Wassertürme sind technische Bauwerke, die  als massive Türme (Beton oder Ziegelstein), Stahl-Skelett-Konstruktionen oder in Holzbauweise gebaut sind.  Im oberen Bereich ist ein Ausgleichsbehälter (Hochbehälter) integriert. Diese Art der Anordnung sorgt für einen gleichmäßigen Wasserdruck im Trinkwasserversorgungsnetz einer Stadt bzw. Gemeinde. Heutzutage wird aufgrund der modernen Pumpen- und Regelungstechnik die Trinkwasserversorgung direkt aus dem Wasserwerk über Erd-Speicherbehälter durchgeführt. Wassertürme gibt es in den verschiedensten Ausführungen (von einfachen Ständerbauwerken bis hin zu aufwendigen architektonisch schönen Bauwerken) und waren/sind oft das Wahrzeichen einer Gegend.
Die ersten Wassertürme wurden im 14. Jahrhundert gebaut. In der 2. Hälfte des 19. Jahrhunderts entstanden in Deutschland zunehmend Wassertürme.

Im oberen Bereich vieler Türme sind Aussichtsplattformen, da sich die Türme meistens zusätzlich auf einer Anhöhe befinden und es sich dadurch um die höchste Erhebung der Gegend handelt.  Im unteren Bereich sind Arbeitsräume angeordnet. Wenn die vorhandenen Wassertürme nicht abgerissen werden, bleiben sie als technisches Baudenkmal bestehen und sind als Wohn-, Bürogebäude, Hotels oder Restaurants umgebaut. Da die Wassertürme die höchsten Punkte in der Gegend sind, werden sie auch als Standort von Sendeeinrichtungen für den RundfunkFernsehen und Mobilfunk genutzt.

Der Wasserstand im Behälter (meistens in runder Ausführung mit einem Fassungsvermögen bis ca. 5.000 m3), wird durch Pumpen aus einem Brunnen im Wasserwerk über einen Erd-Speicherbehälter nachgefüllt, da aus dem Wassernetz ständig Wasser entnommen wird und der Wasserpegel möglichst auf gleicher Höhe bleiben sollte. Dadurch wird der Druck im Wasserversorgungsnetz konstant gehalten. Die Wasserversorgung der an das Wassernetz angeschlossenen Gebäude erfolgt allein mit Hilfe der Schwerkraft des Wassers im Hochbehälter.

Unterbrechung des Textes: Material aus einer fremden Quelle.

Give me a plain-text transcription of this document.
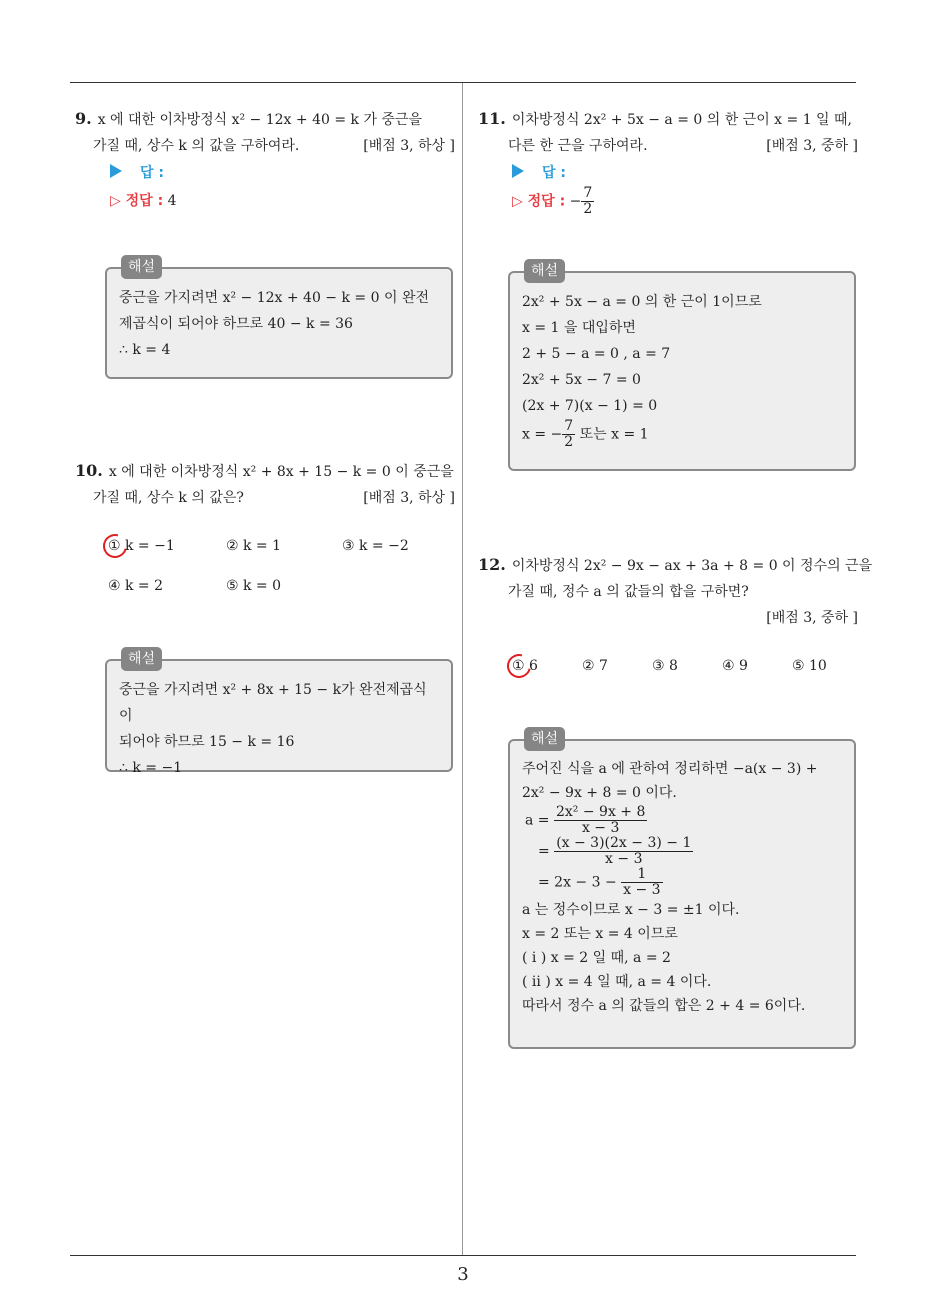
3
9. x 에 대한 이차방정식 x² − 12x + 40 = k 가 중근을
가질 때, 상수 k 의 값을 구하여라.	[배점 3, 하상 ]
답 :
▷ 정답 : 4
해설
중근을 가지려면 x² − 12x + 40 − k = 0 이 완전
제곱식이 되어야 하므로 40 − k = 36
∴ k = 4
10. x 에 대한 이차방정식 x² + 8x + 15 − k = 0 이 중근을
가질 때, 상수 k 의 값은?	[배점 3, 하상 ]
① k = −1	② k = 1	③ k = −2
④ k = 2	⑤ k = 0
해설
중근을 가지려면 x² + 8x + 15 − k가 완전제곱식이
되어야 하므로 15 − k = 16
∴ k = −1
11. 이차방정식 2x² + 5x − a = 0 의 한 근이 x = 1 일 때,
다른 한 근을 구하여라.	[배점 3, 중하 ]
답 :
▷ 정답 : − $\frac{7}{2}$
해설
2x² + 5x − a = 0 의 한 근이 1이므로
x = 1 을 대입하면
2 + 5 − a = 0 , a = 7
2x² + 5x − 7 = 0
(2x + 7)(x − 1) = 0
x = − $\frac{7}{2}$ 또는 x = 1
12. 이차방정식 2x² − 9x − ax + 3a + 8 = 0 이 정수의 근을
가질 때, 정수 a 의 값들의 합을 구하면?
[배점 3, 중하 ]
① 6	② 7	③ 8	④ 9	⑤ 10
해설
주어진 식을 a 에 관하여 정리하면 −a(x − 3) +
2x² − 9x + 8 = 0 이다.
$a = \frac{\text{2x² − 9x + 8}}{x - 3}$
= $\frac{(x - 3)(2x - 3) - 1}{x - 3}$
= $2x - 3 - \frac{1}{x - 3}$
a 는 정수이므로 x − 3 = ±1 이다.
x = 2 또는 x = 4 이므로
( i ) x = 2 일 때, a = 2
( ii ) x = 4 일 때, a = 4 이다.
따라서 정수 a 의 값들의 합은 2 + 4 = 6이다.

Da dieses System nach dem Prinzip der kommunizierenden Röhren arbeitet, darf keine Entnahmestelle in den angeschlossenen Gebäuden über dem Wasserstand im Wasserturm liegen. Um einen Mindestentnahmedruck an der höchsten Zapfstelle zu gewährleisten, muss die Höhendifferenz >10 – 15 m (> 1 bis 1,5 bar) betragen.

Bahnwassertürme
Wassertürme wurden nicht nur für die Trinkwasserversorgung eingesetzt. Ab 1840 wurden Hochbehälter für die  Wasserversorgung der Dampflokomotiven gebaut. Diese Wasservorratsgefäße (ca. 400 m3) wurden meistens in die Bahnhofsgebäude integriert. Aber  auch auf den Betriebsgeländen der Eisenbahn wurden „richtige“  Wassertürme eingesetzt.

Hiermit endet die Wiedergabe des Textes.